Angelo Gajo | October 30, 2019 | 5 minutes
Organisations that breach the trust of its customers by losing control of their data in cyberattacks are now looking to find better ways to protect their data and their reputations. In a previous blog, we mentioned the Essential Eight cyberattack mitigation strategies and how multifactor authentication is a critical part of protecting organisations from the ever-increasing threat of cyberattacks. While voice biometrics is an excellent technology for an improved multifactor authentication, voice biometrics also addresses another part of the essential eights which is to “restrict administrative privileges”.
The Essential Eights as listed by the Australian Cyber Security Centre
Administrative privileges are the ability to access and make changes in a system. If this privilege is not restricted, the organisation is exposed to increased risks. These risks can include data breaches and cyberattacks, two of the top five risks affecting businesses worldwide as identified by the World Economic Forum. These types of risks can greatly affect the customers trust in organisations. External and internal fraudsters can gain access to certain accounts which may have unnecessary administrative privileges. The repercussions of these incidents can lead to huge losses in money and customer trust. In the 2019 Cost of a Data Breach report by IBM, the average total cost of a data breach globally was USD 3.9 million (USD 8.2 million in the United States, USD 4.8 million in Germany, USD 4.4 million in Canada, USD 3.9 million in United Kingdom, USD 2.1 million in Australia and USD 1.8 million in India). If security officials don’t take their and their customers’ data and privacy seriously, organisations will significantly risk losing millions.
So how does voice biometrics help restrict administrative privileges? Voice biometrics can be implemented as a verification tool when assigning administrative privileges or providing system access. For example, admins would need to verify their identity via voice first before assigning administrative privileges to other users. Conversely, admins can also assign certain administrative privileges to specific voiceprints only. This means that if a fraudster manages to take over an admin user’s account, they would still need the right voice to perform administrative tasks.

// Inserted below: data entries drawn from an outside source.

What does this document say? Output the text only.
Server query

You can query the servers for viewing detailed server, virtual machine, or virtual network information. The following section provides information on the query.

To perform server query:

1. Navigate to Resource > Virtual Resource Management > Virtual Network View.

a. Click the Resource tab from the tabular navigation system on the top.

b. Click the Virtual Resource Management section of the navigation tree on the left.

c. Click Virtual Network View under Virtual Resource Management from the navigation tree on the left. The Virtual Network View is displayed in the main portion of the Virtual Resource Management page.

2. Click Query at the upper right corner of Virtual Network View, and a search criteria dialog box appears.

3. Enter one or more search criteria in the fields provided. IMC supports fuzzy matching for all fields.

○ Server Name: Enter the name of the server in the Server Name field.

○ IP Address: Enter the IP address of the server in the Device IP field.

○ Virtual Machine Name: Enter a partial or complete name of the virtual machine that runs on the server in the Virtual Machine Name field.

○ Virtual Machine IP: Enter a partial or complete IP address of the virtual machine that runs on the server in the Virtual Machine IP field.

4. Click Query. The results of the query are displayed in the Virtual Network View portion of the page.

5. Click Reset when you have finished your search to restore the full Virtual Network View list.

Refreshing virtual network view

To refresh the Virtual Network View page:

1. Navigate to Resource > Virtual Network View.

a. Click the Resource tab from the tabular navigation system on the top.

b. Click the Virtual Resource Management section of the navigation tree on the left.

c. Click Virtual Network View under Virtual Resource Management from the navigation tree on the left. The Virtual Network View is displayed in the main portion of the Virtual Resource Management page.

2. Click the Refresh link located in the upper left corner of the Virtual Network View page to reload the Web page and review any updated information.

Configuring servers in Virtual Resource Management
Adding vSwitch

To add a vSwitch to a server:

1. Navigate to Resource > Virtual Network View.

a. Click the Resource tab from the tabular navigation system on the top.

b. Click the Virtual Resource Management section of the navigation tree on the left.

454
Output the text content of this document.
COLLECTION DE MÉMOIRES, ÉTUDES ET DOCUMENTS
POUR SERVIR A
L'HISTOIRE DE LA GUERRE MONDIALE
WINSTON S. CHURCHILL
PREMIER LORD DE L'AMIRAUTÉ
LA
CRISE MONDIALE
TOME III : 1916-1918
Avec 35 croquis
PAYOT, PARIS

Voiceprints can also be deleted anytime or have set expiry duration to provide temporary administrative privileges. This ensures high-level security and privacy, protecting invaluable data from fraudsters. Users would need to verify their identity via voice before they can revalidate their need for administrative privileges.
Voice biometrics is effective because it is different from traditional methods such as passwords, PINs or knowledge-based security questions. Voice biometric solutions using ArmorVox can prevent fraudsters using recorded, mimicked or artificially generated voices to successfully trick the system. With voice biometrics providing a unique non-repudiable digital signature, an organisation can easily analyse the data and identify who gained access, at what time, with what device. It can also be used to identify any fraudster attempting to break into an organisation’s system by trying to gain access to administrative privileges.These features help lessen the prevalence of cyberattacks.
With Auraya’s voice biometrics technology, organisations can implement voice biometrics in any telephony or digital channel, whether it’s on-premise or cloud-based. Additionally, with OpenID Connect 1.0 integrated into Auraya’s voice biometrics technology, restricting administrative privileges through portal or website access is highly secure. Using traditional methods such as passwords as your only line of defence for accounts with administrative privileges is simply not enough. It’s time for organisations to value their customer data and privacy and protect it from both external and internal fraudsters.